Reflexão da liturgia dominical
Interrompemos a leitura do Evangelho
de Marcos durante alguns domingos, para ler e meditar o capítulo 6 de João. São
cenas que narram a multiplicação dos pães e o discurso eucarístico de Jesus, na
sinagoga de Cafarnaum. É o quarto sinal neste Evangelho, que tem como objetivo
suscitar a fé. A Eucaristia é o tema central nos domingos que seguem.
O que João quer transmitir à
comunidade quando inseriu no seu Evangelho este sinal?
A multiplicação dos pães aconteceu
próximo da Páscoa. Jesus atravessou o mar da Galileia, também chamado de
Tiberíades, subiu à montanha e sentou-se com os seus discípulos. Uma grande
multidão o seguia por causa dos sinais. Ele se preocupou com a alimentação
daquelas pessoas e distribuiu o pão (Jo 6,1-15).
As indicações nas cenas lembram
passagens do Antigo Testamento, quando o povo estava no Egito e fez a
experiência de libertação, sob a liderança de Moisés. Jesus é aquele que
inaugura o novo êxodo, a nova lei e realiza a nova libertação, oferecendo o pão
da vida. A travessia do mar da Galileia recorda a passagem do Mar Vermelho; a
subida à montanha lembra Moisés no Sinai e o pão distribuído faz recordar o
maná no deserto.
Jesus é o novo Moisés que conduz o
povo à vida e a liberdade, para a verdadeira Páscoa e aliança definitiva.
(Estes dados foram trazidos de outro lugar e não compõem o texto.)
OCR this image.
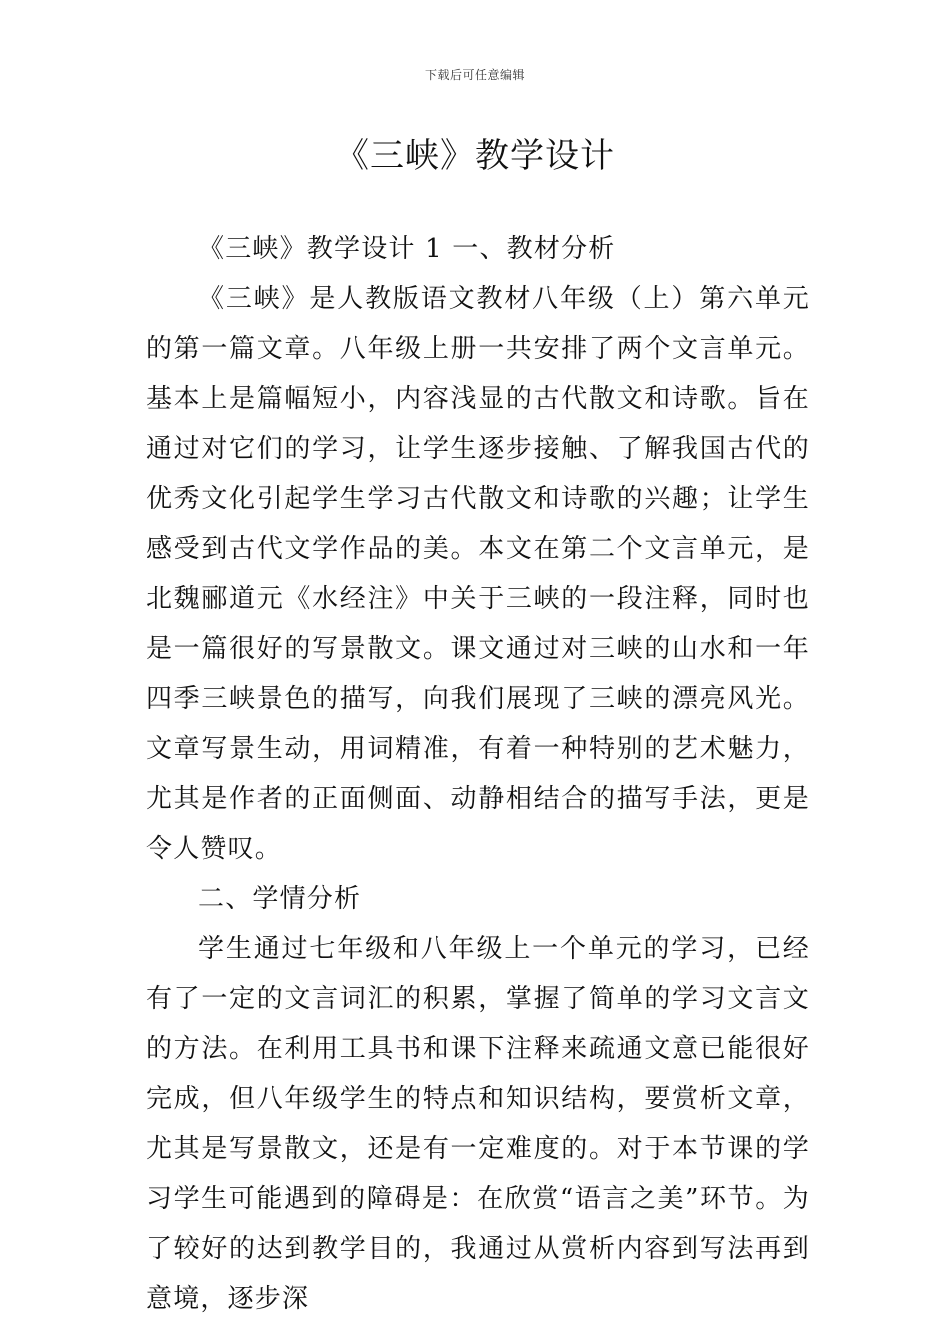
下载后可任意编辑
《三峡》教学设计

《三峡》教学设计 1 一、教材分析

《三峡》是人教版语文教材八年级（上）第六单元的第一篇文章。八年级上册一共安排了两个文言单元。基本上是篇幅短小，内容浅显的古代散文和诗歌。旨在通过对它们的学习，让学生逐步接触、了解我国古代的优秀文化引起学生学习古代散文和诗歌的兴趣；让学生感受到古代文学作品的美。本文在第二个文言单元，是北魏郦道元《水经注》中关于三峡的一段注释，同时也是一篇很好的写景散文。课文通过对三峡的山水和一年四季三峡景色的描写，向我们展现了三峡的漂亮风光。文章写景生动，用词精准，有着一种特别的艺术魅力，尤其是作者的正面侧面、动静相结合的描写手法，更是令人赞叹。

二、学情分析

学生通过七年级和八年级上一个单元的学习，已经有了一定的文言词汇的积累，掌握了简单的学习文言文的方法。在利用工具书和课下注释来疏通文意已能很好完成，但八年级学生的特点和知识结构，要赏析文章，尤其是写景散文，还是有一定难度的。对于本节课的学习学生可能遇到的障碍是：在欣赏“语言之美”环节。为了较好的达到教学目的，我通过从赏析内容到写法再到意境，逐步深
O seu
gesto está relacionado com a Eucaristia. É um sinal indicativo para a
comunidade que deseja celebrar sua fé no Messias.
Nos domingos que seguem teremos uma
catequese sobre a Eucaristia. Iniciando, a cena da multiplicação dos pães nos
indica uma íntima relação entre Eucaristia e vida. A Missa não pode se separar
da vida. João uniu Eucaristia (graça) à multiplicação dos pães (natureza),
vendo o mistério eucarístico a partir deste sinal. Há uma continuidade e uma
harmonia entre a graça e a natureza.
Quando a Igreja explica a Eucaristia
com a palavra transubstanciação, que é a presença real de Cristo em corpo,
sangue, alma e divindade, não nega os sinais do pão e do vinho, antes, da
fecundidade da terra e do trabalho dos seres humanos, após a consagração, do
sacrifício de Jesus.
A Missa nos remete à vida e à missão.
Quando participamos deste sacramento, quando comungamos, recebemos os frutos da
comunhão: aumento da nossa união com Cristo, aumento e renovação da vida da
graça recebida no Batismo; remissão dos pecados; restauração das nossas forças;
fortalecimento da caridade; preservação dos pecados mortais; união à Igreja e
aos irmãos; compromisso com os pobres (CIgC 1391- 1397).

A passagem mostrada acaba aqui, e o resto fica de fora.